Jakarta, Aktual.co — Lembaga Perlindungan Anak Nusa Tenggara Barat, melakukan upaya pendampingan terhadap kasus kekerasan yang menimpa dua bocah berinisial IH 10 tahun dan IR 11 tahun, yang dilakukan oleh ibu mereka.
Kepala Divisi Hukum dan Advokasi Lembaga Perlindungan Anak Nusa Tenggara Barat (LPA NTB) Joko Jumadil mengatakan, kekerasan yang menimpa kedua bocah yang masih duduk di bangku sekolah dasar tersebut dilakukan oleh ibu tiri IR.
“Pelakunya adalah ibu tiri IR, yang tidak lain adalah ibu kandung korban IH,” kata dia di Mataram, Senin (25/5).
Menindaklanjuti kekerasan yang menimpa keduanya, LPA NTB melakukan upaya visum di Rumah Sakit Bhayangkara Mataram.

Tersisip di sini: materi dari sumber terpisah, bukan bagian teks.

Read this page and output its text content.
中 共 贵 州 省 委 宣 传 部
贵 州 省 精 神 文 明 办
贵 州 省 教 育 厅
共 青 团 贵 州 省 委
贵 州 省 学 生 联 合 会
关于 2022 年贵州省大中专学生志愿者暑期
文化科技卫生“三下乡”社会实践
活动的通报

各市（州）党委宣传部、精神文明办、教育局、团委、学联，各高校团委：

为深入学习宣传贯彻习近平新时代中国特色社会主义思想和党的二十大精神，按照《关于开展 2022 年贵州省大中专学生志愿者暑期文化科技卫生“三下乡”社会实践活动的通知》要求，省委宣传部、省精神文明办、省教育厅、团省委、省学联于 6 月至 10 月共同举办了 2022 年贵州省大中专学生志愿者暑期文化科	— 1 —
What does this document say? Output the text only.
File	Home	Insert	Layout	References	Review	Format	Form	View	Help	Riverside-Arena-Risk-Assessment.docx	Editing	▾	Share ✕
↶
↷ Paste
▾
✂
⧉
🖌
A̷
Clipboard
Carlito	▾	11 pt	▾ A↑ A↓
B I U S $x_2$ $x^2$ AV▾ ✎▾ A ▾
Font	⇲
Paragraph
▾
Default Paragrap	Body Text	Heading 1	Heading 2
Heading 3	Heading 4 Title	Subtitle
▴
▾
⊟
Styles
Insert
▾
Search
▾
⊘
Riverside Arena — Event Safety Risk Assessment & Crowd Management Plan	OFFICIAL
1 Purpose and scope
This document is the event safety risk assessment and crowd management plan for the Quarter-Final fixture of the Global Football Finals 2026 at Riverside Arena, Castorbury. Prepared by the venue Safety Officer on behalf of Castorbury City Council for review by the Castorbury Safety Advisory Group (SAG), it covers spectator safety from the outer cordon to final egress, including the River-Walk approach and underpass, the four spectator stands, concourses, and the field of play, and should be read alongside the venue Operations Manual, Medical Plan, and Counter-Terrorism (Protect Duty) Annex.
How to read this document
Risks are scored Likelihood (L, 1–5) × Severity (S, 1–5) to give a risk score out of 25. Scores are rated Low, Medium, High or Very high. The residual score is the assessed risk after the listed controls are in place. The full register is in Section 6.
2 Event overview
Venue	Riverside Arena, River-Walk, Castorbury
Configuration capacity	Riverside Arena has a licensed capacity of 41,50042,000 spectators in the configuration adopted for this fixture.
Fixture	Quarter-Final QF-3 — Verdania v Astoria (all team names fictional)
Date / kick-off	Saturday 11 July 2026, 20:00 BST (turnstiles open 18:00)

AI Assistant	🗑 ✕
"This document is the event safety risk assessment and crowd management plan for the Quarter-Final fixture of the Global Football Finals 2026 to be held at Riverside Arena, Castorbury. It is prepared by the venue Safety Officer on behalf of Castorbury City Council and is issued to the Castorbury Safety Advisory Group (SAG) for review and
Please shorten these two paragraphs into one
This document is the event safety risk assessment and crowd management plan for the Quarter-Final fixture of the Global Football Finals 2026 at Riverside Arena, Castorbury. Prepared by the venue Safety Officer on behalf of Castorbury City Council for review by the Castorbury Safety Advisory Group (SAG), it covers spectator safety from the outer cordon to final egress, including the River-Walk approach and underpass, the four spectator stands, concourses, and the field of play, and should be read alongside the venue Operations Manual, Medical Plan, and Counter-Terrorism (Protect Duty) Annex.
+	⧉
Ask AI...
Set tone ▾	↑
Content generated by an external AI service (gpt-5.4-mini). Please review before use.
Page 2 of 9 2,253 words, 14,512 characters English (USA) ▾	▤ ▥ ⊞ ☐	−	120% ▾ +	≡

Hal itu dilakukan setelah mengetahui keduanya diperlakukan dengan cara tidak wajar oleh pelaku.
“Mereka dipukul pakai bambu sampai patah.”
Akibat perlakuan tersebut, kedua bocah mengalami itu luka lebam di bagian kaki, tangan, punggung, dan mata. “Hasil visumnya sudah kami pegang untuk dijadikan alat bukti.”
Dari keterangan yang dihimpun, Joko mengatakan, kedua bocah itu sering dipukuli karena kedapatan sedang bermain bersama teman sebayanya tanpa seizin pelaku. “Jadi saat dia pulang ke rumah, keduanya langsung dipukuli. Bahkan, hampir setiap hari mereka mendapat perlakuan itu,” kata Joko.
Bahkan, kata dia, pelaku sering mengancam kedua bocah itu untuk tidak bermain-main di luar rumah. Pernyataan tersebut diungkapkan Joko setelah mendengar keterangan dari tetangga maupun suami pelaku.
“Pelaku memang dikenal pribadi yang temperamen dan sangat keras atau kasar,” ujar dia. Lebih lanjut, LPA NTB kini mengupayakan untuk mengembalikan mental dan psikologis kedua bocah itu agar kembali normal seperti anak seusianya. “Itu yang paling utama, karena psikologis dan mentalnya masih terganggu,” ujar Joko.
Terkait hal itu, LPA NTB akan meminta pihak sekolah untuk meliburkannya sementara waktu, hingga mental dan psikologis kedua bocah tersebut kembali normal. “Kami akan meminta izin kepada pihak sekolah agar mereka diliburkan, agar keduanya bisa lebih konsentrasi menghilangkan traumanya,” ujar Joko.
Sedangkan untuk masalah kedua bocah dengan pelaku yang tidak lain adalah ibu tiri IR, Joko berjanji juga akan segera menyelesaikannya. Namun, LPA NTB berharap persoalan tersebut dapat diselesaikan dengan cara kekeluargaan. “Persoalan ini akan kami upayakan selesai dengan cara mediasi, ketua RT mereka sudah siap membantu,” ujarnya.